G.                               Par mémoire du 24 mars 2020, l’Association X._________ appelle de ce jugement, en prenant les conclusions suivantes :

«   1. Déclarer le présent Appel recevable et bien fondé ;

      2. Admettre, éventuellement donner suite aux moyens de preuves refusés par le premier juge dans l’ordonnance de preuves du 21 octobre 2019, à savoir l’audition du témoin B.________ et les réquisitions des dossiers de l’assurance chômage, offres de travail et contrat de travail chez C.________ à Z.________ ;

      3. Réformer les chiffres 1 à 6 du Jugement du 6 mars 2020 rendu par le Tribunal régional du Littoral et du Val-de-Travers ;

      Statuant au fond :

                    4. Rejeter la demande en toutes ses conclusions ;

      Reconventionnellement :

      5. Condamner Mme Y._________ au paiement d’un montant de CHF 1'000.- à l’Association X.________ pour dommages et intérêts ;

      Éventuellement :

      6.  Renvoyer la cause à l’instance inférieure pour nouveau jugement au sens des motifs ;

      En tout état de cause :

      7. Avec suite de frais et dépens de 1ère et 2ème instance ».
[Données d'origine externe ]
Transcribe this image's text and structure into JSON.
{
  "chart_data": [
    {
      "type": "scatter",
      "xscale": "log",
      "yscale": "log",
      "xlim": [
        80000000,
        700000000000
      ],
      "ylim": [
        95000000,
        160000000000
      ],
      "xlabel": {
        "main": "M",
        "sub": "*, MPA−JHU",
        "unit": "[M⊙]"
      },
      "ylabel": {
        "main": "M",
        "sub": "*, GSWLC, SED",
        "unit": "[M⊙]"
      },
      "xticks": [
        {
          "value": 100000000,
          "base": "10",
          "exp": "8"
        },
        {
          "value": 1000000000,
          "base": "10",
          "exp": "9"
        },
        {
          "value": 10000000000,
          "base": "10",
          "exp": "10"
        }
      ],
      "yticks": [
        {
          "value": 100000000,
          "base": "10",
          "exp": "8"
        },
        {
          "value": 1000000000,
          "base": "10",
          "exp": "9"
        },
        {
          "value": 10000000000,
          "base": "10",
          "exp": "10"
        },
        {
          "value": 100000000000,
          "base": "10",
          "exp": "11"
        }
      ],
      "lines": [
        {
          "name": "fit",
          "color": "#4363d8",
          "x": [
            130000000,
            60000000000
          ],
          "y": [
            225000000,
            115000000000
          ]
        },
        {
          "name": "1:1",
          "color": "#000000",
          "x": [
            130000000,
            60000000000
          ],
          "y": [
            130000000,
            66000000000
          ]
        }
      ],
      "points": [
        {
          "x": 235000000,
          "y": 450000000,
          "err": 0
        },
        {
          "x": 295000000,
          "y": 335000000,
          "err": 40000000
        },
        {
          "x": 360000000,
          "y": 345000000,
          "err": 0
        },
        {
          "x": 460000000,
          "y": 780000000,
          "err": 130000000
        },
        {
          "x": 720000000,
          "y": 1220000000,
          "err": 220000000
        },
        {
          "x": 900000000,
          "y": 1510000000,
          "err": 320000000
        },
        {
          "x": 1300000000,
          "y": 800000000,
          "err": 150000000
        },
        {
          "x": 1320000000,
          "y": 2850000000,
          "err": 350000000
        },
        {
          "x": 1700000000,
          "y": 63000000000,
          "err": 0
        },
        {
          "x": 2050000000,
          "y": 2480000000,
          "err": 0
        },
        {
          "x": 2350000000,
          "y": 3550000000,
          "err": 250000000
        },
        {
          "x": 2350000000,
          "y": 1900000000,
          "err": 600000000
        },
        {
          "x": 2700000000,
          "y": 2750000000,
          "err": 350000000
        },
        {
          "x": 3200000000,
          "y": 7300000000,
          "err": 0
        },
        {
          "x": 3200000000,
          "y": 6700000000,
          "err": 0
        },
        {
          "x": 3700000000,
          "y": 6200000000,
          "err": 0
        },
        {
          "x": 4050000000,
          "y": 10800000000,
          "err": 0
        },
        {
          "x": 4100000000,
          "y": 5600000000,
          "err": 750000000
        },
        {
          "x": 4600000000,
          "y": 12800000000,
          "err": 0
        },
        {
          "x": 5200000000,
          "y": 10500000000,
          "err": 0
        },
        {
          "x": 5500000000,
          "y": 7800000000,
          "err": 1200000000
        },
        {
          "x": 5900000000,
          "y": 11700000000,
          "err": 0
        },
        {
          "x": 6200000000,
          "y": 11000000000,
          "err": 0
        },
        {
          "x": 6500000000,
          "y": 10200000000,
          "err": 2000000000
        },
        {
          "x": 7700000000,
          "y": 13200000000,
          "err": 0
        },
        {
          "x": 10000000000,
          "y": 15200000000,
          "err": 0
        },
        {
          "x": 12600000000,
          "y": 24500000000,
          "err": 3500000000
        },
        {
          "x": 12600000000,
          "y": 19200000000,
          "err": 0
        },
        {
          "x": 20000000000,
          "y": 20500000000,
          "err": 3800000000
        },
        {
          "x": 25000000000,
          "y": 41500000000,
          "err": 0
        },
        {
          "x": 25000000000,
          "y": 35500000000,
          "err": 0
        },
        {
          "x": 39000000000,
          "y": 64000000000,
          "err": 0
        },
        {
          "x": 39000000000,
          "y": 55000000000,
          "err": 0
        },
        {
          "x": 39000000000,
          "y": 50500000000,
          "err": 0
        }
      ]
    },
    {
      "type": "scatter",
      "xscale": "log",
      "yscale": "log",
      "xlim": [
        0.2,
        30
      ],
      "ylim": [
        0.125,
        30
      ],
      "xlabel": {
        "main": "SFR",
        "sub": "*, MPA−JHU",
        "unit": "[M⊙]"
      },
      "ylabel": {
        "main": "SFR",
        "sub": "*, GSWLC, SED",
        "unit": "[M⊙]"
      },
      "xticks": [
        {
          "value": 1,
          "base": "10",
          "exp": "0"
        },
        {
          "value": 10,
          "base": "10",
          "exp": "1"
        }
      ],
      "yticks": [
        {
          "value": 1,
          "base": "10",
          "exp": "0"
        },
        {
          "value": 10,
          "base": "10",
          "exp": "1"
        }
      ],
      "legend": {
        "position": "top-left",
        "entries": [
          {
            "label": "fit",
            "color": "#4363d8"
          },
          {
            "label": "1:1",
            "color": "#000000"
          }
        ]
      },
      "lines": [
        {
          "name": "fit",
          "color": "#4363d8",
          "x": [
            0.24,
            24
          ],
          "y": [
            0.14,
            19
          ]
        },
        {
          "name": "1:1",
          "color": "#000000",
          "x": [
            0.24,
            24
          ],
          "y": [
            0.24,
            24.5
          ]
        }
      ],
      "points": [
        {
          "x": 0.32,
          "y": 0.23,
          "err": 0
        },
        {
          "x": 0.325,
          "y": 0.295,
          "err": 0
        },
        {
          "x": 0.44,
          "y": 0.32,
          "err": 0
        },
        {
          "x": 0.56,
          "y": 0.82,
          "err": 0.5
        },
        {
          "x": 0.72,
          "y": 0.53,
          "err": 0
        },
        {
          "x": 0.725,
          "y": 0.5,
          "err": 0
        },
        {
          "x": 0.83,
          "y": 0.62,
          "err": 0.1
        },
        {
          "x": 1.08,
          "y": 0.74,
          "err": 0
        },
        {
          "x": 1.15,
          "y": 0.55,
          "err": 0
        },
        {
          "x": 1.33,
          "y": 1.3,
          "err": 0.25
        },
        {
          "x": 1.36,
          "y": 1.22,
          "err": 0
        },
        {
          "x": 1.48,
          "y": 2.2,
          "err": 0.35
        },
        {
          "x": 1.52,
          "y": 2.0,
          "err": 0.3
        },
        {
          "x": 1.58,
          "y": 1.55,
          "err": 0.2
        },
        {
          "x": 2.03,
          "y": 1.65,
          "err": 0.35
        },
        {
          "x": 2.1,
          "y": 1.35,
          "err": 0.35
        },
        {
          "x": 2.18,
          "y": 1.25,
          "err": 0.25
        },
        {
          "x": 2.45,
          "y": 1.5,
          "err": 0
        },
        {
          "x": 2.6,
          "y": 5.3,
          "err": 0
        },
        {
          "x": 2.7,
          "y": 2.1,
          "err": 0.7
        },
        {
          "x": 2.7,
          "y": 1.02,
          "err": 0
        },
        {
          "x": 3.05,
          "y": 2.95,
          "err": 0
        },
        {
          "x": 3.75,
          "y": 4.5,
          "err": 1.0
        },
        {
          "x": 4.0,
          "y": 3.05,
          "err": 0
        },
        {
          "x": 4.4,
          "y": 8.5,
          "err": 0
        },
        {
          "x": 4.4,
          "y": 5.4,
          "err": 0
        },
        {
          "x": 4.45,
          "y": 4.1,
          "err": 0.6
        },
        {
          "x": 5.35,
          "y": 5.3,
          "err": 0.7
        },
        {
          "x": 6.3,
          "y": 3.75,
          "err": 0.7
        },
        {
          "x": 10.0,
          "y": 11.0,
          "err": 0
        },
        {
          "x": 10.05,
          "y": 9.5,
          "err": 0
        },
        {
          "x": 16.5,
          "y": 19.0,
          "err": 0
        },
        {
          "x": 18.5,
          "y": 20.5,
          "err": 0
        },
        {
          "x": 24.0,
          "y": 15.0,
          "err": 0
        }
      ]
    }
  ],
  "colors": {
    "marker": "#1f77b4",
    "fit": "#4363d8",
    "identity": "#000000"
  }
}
À l’appui de ses conclusions, elle soutient que la première juge a été partiale quant au nombre et au choix des témoins et qu’elle a refusé à tort les réquisitions de l’appelante visant à la production du dossier d’assurance-chômage de l’intimée et de ses demandes d’emploi. Le rejet des preuves complémentaires demandées lors de l’audience du 20 février 2020 ne se justifiait pas non plus. Le refus d’administrer les moyens de preuve requis par l’appelante viole ainsi l’article 154 CPC, car ces preuves sont utiles à la résolution du litige. L’article 337 CO a également été violé par le tribunal civil, à mesure que c’est l’accumulation du non-respect des instructions données par l’appelante, la mauvaise exécution des tâches ainsi que l’abandon de poste qui ont justifié le licenciement immédiat de l’intimée. L’attitude de cette dernière a par ailleurs causé des dommages à l’appelante, de sorte qu’elle doit être condamnée à l’indemniser.

H.                               Dans sa réponse du 19 mai 2020, Y._________ conclut au rejet de l’appel, avec suite de frais et dépens de première et seconde instance. Elle considère, en substance, que le jugement du tribunal civil est exempt de tout reproche et qu’il doit être confirmé.

C O N S I D E R A N T

1.                                Déposé dans les formes et délai prévus par la loi (art. 311 à 313 CPC), dans une cause dont la valeur litigieuse est supérieure aux 10'000 francs mentionnés à l’article 308 al. 2 CPC, l’appel est recevable.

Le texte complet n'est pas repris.